Hard SyDR: A Benchmarking Environment for Global Navigation Satellite System Algorithms

• Published in: Sensors (Basel, Switzerland) Vol. 24; no. 2; p. 409
• Main Authors: Grenier, Antoine, Lei, Jie, Damsgaard, Hans Jakob, Quintana-Ortí, Enrique S., Ometov, Aleksandr, Lohan, Elena Simona, Nurmi, Jari
• Format: Journal Article
• Language: English
• Published: Switzerland MDPI AG 01.01.2024; MDPI
• Subjects: Algorithms; Application-specific integrated circuits; Approximation; Artificial satellites; benchmarking; Benchmarks; Communications equipment; computational complexity; Custom integrated circuits; Design; Discovery and exploration; Energy consumption; Field programmable gate arrays; field-programmable gate array (FPGA); Fourier transforms; global navigation satellite system (GNSS); open-source software; Outer space; Public software; Python; Radios; Receivers & amplifiers; Satellites; Semiconductor industry; Software; United States; open-source software; global navigation satellite system (GNSS); benchmarking; field-programmable gate array (FPGA); computational complexity
• ISSN: 1424-8220; 1424-8220
• DOI: 10.3390/s24020409

A Global Navigation Satellite System (GNSS) is widely used today for both positioning and timing purposes.

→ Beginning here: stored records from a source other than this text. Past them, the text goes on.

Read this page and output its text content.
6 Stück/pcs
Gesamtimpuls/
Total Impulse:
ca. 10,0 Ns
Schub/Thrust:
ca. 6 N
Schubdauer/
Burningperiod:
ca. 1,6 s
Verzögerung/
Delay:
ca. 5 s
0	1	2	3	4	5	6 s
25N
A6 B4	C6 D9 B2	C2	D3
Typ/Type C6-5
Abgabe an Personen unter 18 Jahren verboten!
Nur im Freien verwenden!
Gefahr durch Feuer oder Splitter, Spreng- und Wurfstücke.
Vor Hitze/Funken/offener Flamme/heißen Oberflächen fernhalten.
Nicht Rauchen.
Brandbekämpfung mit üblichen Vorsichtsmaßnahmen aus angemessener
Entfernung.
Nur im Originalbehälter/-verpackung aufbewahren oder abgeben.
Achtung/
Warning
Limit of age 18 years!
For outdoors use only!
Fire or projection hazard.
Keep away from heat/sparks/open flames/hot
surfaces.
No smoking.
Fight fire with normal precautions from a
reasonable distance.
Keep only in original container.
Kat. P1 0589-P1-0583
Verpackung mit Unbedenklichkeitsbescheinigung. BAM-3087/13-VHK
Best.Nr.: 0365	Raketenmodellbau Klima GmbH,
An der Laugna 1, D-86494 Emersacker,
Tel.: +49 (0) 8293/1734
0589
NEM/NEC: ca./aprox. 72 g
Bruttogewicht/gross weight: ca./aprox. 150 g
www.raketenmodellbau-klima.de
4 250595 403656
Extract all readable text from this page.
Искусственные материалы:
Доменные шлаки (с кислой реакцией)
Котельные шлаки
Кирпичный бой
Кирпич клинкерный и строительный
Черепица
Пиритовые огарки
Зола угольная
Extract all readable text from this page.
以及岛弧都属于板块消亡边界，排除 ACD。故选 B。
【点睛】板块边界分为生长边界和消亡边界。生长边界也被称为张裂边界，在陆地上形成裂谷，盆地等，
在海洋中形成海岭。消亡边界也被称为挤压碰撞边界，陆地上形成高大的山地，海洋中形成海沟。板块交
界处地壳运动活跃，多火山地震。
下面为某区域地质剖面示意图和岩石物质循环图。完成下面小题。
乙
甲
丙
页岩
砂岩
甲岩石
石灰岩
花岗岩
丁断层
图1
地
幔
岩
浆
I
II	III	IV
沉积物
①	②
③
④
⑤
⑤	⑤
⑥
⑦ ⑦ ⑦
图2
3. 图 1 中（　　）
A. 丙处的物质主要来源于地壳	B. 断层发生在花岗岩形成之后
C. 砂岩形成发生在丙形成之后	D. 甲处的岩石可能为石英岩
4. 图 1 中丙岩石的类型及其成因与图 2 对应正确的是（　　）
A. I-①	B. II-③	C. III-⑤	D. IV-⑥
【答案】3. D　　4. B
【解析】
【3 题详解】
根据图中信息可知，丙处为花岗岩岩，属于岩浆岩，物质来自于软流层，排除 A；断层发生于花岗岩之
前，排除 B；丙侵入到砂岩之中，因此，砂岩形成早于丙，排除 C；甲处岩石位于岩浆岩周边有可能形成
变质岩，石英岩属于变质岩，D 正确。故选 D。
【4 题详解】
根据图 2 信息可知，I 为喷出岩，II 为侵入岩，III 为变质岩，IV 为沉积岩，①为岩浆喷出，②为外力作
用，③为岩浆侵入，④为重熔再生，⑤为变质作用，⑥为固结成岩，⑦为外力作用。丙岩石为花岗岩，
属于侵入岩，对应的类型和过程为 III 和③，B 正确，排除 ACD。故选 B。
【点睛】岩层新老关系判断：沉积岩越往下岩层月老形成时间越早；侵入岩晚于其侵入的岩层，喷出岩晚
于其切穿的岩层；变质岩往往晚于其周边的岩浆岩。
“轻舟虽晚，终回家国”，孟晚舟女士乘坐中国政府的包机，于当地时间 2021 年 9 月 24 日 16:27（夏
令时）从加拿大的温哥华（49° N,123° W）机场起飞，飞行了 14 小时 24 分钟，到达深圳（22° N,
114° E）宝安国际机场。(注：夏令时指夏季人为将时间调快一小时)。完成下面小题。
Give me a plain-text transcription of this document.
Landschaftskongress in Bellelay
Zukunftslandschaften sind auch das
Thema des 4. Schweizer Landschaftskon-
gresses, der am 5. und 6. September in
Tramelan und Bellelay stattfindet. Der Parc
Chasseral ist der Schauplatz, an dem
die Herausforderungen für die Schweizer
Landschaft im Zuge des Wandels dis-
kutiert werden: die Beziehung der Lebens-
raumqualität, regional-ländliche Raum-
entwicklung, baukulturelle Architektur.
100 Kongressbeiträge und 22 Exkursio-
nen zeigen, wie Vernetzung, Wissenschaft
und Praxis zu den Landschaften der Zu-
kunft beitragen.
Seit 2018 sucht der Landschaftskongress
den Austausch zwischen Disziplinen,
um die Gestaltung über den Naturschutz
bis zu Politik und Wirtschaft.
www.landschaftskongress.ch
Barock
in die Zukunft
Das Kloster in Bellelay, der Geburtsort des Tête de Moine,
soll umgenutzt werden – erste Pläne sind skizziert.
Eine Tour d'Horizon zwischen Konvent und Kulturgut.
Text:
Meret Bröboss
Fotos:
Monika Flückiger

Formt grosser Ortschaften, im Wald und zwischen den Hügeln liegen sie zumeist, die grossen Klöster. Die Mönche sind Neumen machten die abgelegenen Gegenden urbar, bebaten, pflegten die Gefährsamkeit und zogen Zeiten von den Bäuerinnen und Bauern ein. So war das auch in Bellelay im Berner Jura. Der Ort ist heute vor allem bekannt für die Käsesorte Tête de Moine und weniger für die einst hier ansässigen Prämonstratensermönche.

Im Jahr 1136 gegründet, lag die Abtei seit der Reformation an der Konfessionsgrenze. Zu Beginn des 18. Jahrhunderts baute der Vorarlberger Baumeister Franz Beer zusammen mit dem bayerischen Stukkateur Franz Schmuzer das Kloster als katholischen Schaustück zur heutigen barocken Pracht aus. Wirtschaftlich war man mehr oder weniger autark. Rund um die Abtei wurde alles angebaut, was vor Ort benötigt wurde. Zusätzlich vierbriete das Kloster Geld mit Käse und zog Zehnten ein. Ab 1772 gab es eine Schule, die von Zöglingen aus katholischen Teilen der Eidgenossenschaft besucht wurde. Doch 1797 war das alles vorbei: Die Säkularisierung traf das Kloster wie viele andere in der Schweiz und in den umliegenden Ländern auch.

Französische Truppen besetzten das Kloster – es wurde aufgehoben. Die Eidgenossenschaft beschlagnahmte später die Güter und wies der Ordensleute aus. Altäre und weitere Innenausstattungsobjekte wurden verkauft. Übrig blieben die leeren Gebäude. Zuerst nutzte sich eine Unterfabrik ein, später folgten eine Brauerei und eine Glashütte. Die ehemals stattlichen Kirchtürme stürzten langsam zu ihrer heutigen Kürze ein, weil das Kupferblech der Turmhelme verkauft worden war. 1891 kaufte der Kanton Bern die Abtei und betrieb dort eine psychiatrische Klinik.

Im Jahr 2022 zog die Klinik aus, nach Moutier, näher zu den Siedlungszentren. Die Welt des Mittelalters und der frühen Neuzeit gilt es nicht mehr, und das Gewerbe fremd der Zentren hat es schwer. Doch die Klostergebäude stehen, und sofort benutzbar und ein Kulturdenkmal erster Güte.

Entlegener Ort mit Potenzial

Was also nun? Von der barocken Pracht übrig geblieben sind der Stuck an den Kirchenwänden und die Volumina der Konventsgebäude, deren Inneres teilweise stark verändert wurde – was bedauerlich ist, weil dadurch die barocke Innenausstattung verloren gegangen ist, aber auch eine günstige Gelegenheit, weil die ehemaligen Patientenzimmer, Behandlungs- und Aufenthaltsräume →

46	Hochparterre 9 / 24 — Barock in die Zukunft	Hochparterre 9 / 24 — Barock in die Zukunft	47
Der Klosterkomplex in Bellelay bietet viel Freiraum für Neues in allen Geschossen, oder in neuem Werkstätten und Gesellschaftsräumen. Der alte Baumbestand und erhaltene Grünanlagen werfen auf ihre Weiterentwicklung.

Many distinct receiver chips are available as Application-Specific Integrated Circuit (ASIC)s off-the-shelf, each tailored to the requirements of various applications. These chips deliver good performance and low energy consumption but offer customers little-to-no transparency about their internal features. This prevents modification, research in GNSS processing chain enhancement (e.g., application of Approximate Computing (AxC) techniques), and design space exploration to find the optimal receiver for a use case. In this paper, we review the GNSS processing chain using SyDR, our open-source GNSS Software-Defined Radio (SDR) designed for algorithm benchmarking, and highlight the limitations of a software-only environment. In return, we propose an evolution to our system, called Hard SyDR to become closer to the hardware layer and access new Key Performance Indicator (KPI)s, such as power/energy consumption and resource utilization. We use High-Level Synthesis (HLS) and the PYNQ platform to ease our development process and provide an overview of their advantages/limitations in our project. Finally, we evaluate the foreseen developments, including how this work can serve as the foundation for an exploration of AxC techniques in future low-power GNSS receivers.